Over 4,000 years ago during Sargon the Great’s reign of the Akkadian Empire, it took 8 units of silver to buy one unit of gold.
This was a time long before coins. It would be thousands of years before the Lydians in modern day Turkey would invent gold coins as a form of money.
Back in the Akkadian Empire, gold and silver were still used as a medium of exchange.
But the prices of goods and services were based on the weight of metal, and typically denominated in a unit called a ‘shekel’, about 8.33 grams.
For example, you could have bought 100 quarts of grain in ancient Mesopotamia for about 2 shekels of silver, a weight close to half an ounce in our modern units.

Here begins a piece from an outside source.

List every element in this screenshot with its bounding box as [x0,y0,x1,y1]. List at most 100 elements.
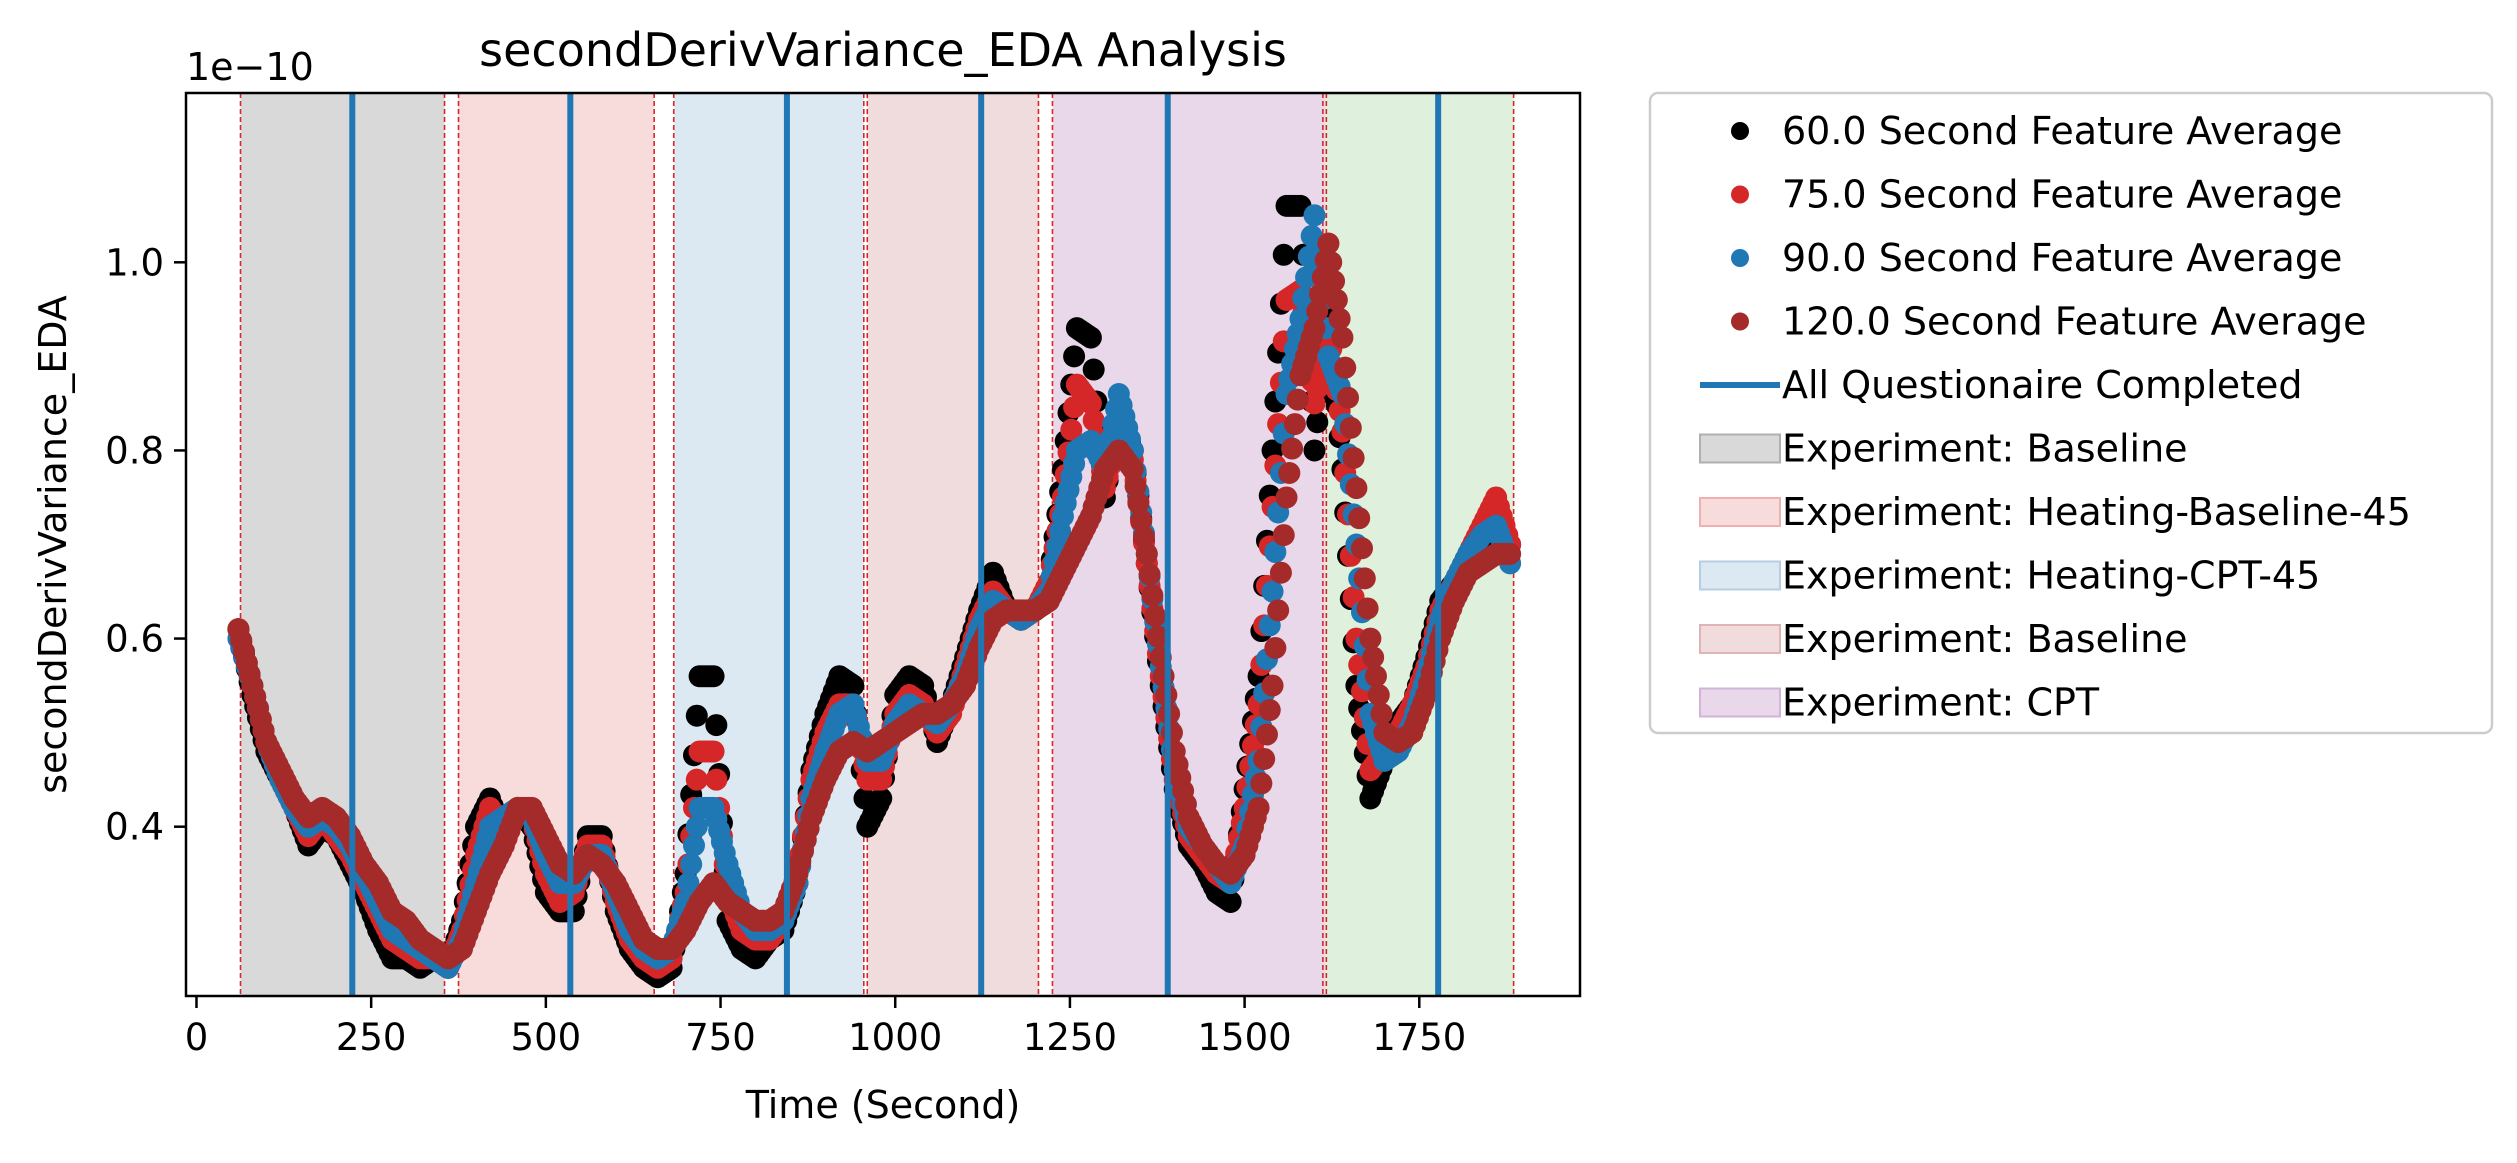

Both gold and silver were used in trade. And at the time the ‘exchange rate’ between the two metals was fixed at 8:1.
Throughout ancient times, the gold/silver ratio kept pretty close to that figure.
During the time of Hamurabbi in ancient Babylon, the ratio was roughly 6:1.
In ancient Egypt, it varied wildly, from 13:1 all the way to 2:1.
In Rome, around 12:1 (though Roman emperors routinely manipulated the ratio to suit their needs).
In the United States, the ratio between silver and gold was fixed at 15:1 in 1792. And throughout the 20th century it averaged about 50:1.
But given that gold is still traditionally seen as a safe haven, the ratio tends to rise dramatically in times of crisis, panic, and economic slowdown.
Just prior to World War II as Hitler rolled into Poland, the gold/silver ratio hit 98:1.
In January 1991 as the first Gulf War kicked off, the ratio once again reached 100:1, twice its normal level.